Ça commençait bien côté film catastrophe avec une inondation aux sfx assez convaincants et quelques belles images. Quand les requins débarquent ça devient fade et plutôt inintéressant. Les scènes sont rocambolesques et même si on se doutait que le scénario ne serait sans doute prétexte qu'à présenter un bon défouloir, les énormes ficelles et les incohérences plombent tout sentiment d'angoisse ou de surprise. Trop peu d'acteurs sans charisme de surcroît et des séquences du coup répétitives qui perdent rapidement en intensité. Et que dire de la fin aussi expéditive que le développement des personnages. Mention franchement bof pour la séquence du bébé d'une très haute improbabilite et de mon point de vue d'assez mauvais goût. Au final, de beaux plans au service de pas grand chose. Dommage.

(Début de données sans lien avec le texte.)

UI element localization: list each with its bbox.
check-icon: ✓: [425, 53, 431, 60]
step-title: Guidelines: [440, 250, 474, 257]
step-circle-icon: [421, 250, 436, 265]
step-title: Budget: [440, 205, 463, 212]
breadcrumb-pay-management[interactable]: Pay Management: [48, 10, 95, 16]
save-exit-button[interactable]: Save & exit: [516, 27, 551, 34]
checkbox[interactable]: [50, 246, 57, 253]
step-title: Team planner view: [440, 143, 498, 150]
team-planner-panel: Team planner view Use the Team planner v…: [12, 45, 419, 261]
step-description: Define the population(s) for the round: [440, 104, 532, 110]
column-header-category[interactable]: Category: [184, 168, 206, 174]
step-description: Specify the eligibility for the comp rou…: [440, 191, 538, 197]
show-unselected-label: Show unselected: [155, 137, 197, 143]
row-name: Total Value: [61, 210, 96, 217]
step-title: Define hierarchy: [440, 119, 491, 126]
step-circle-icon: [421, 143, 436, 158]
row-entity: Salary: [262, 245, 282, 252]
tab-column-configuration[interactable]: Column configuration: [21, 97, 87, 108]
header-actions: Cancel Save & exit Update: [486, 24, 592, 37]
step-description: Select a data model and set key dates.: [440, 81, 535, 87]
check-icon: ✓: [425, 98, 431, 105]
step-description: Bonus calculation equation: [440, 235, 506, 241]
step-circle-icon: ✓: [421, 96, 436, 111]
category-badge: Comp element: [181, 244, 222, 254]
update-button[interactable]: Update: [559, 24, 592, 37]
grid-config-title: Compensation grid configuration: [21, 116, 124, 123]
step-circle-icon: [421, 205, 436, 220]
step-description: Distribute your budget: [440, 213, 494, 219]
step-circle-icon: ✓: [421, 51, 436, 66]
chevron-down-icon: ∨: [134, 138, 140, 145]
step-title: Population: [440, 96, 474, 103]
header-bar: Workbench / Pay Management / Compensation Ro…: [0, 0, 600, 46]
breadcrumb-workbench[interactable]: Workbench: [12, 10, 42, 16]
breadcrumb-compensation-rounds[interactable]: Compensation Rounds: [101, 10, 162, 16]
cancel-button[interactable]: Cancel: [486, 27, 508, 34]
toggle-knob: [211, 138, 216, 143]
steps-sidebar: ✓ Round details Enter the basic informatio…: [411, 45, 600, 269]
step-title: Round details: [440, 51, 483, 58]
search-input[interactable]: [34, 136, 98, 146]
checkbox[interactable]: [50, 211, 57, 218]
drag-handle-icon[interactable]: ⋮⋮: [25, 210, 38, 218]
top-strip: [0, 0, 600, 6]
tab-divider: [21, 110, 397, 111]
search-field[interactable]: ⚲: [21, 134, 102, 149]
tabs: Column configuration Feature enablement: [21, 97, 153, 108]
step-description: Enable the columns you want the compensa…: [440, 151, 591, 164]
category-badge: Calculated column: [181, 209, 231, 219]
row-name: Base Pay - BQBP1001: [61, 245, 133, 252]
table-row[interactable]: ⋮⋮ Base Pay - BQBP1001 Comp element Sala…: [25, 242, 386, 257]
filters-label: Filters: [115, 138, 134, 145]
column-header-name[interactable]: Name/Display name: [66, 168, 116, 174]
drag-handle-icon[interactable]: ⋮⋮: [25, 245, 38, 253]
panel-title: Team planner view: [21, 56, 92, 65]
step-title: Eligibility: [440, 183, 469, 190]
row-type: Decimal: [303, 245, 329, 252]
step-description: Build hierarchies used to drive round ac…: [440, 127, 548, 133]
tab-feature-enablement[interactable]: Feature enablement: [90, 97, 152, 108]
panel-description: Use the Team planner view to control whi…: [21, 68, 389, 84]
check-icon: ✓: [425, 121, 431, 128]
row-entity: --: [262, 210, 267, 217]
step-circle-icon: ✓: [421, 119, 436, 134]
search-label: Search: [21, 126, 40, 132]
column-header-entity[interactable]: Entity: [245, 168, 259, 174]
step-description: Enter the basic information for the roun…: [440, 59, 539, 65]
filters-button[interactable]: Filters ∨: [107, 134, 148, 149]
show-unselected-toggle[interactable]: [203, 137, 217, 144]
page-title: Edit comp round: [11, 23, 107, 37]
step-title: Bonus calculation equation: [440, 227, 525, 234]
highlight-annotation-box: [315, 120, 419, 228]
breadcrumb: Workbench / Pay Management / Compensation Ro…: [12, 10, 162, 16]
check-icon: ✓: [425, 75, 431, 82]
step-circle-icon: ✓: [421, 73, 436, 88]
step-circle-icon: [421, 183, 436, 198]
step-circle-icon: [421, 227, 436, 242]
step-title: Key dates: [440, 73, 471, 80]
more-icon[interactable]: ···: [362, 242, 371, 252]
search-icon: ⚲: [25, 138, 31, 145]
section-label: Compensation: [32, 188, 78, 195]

Netflix nous a encore fait un film de requins qui est pour moi un copier coller du film crawl sortie en 2019 mais cette fois pour changer avec des requins. Je trouvais ça cool de base de changer un peu. . Et de mettre enfin le requin bouledogues. Ou dès le début du film. Il précise. Que c’est un requin qui peut vivre en eau douce également. Mais attention spoiler.spoiler: Un grand requin blanc et de la partie, il nage exactement au même endroit que nos requins bouledogues le film se contredit lui-même, je qualifierais pas le film de mauvais mais il n’est pas terrible je trouve aussi une simplicité scénaristiquespoiler: la grange qui dérives devant la maison, laissant une possibilité de sauver la pauvre femme enceinte mais aussi des requins qui ont l’espace de cinq minutes bouffe trois hommes alors que pour manger les personnages principaux ils mettent plus de temps sans compter des enfants sur une table de cuisine au rat de l’eau où on nous montre quelques minutes plus tôt, un requin qui bouffe un homme dans un camion en sautant et plus tard dans le film, on nous montre un autre requin qui saute pour en manger un autre comment expliquer que les requins dans la maison n’ont pas pu sauter sur la table pour manger trois gosses bon après je veux bien que dans les films on ne fait pas mourir des enfants je trouve ça incohérent. les effets spéciaux sont bon ainsi que les effets numériques sauf dans les scènes trop éclairé où on voit que c’est de la 3d. Mais pour moi ce film à côté de sous la scène restera un chef d’œuvre malgré les nombreuses incohérences.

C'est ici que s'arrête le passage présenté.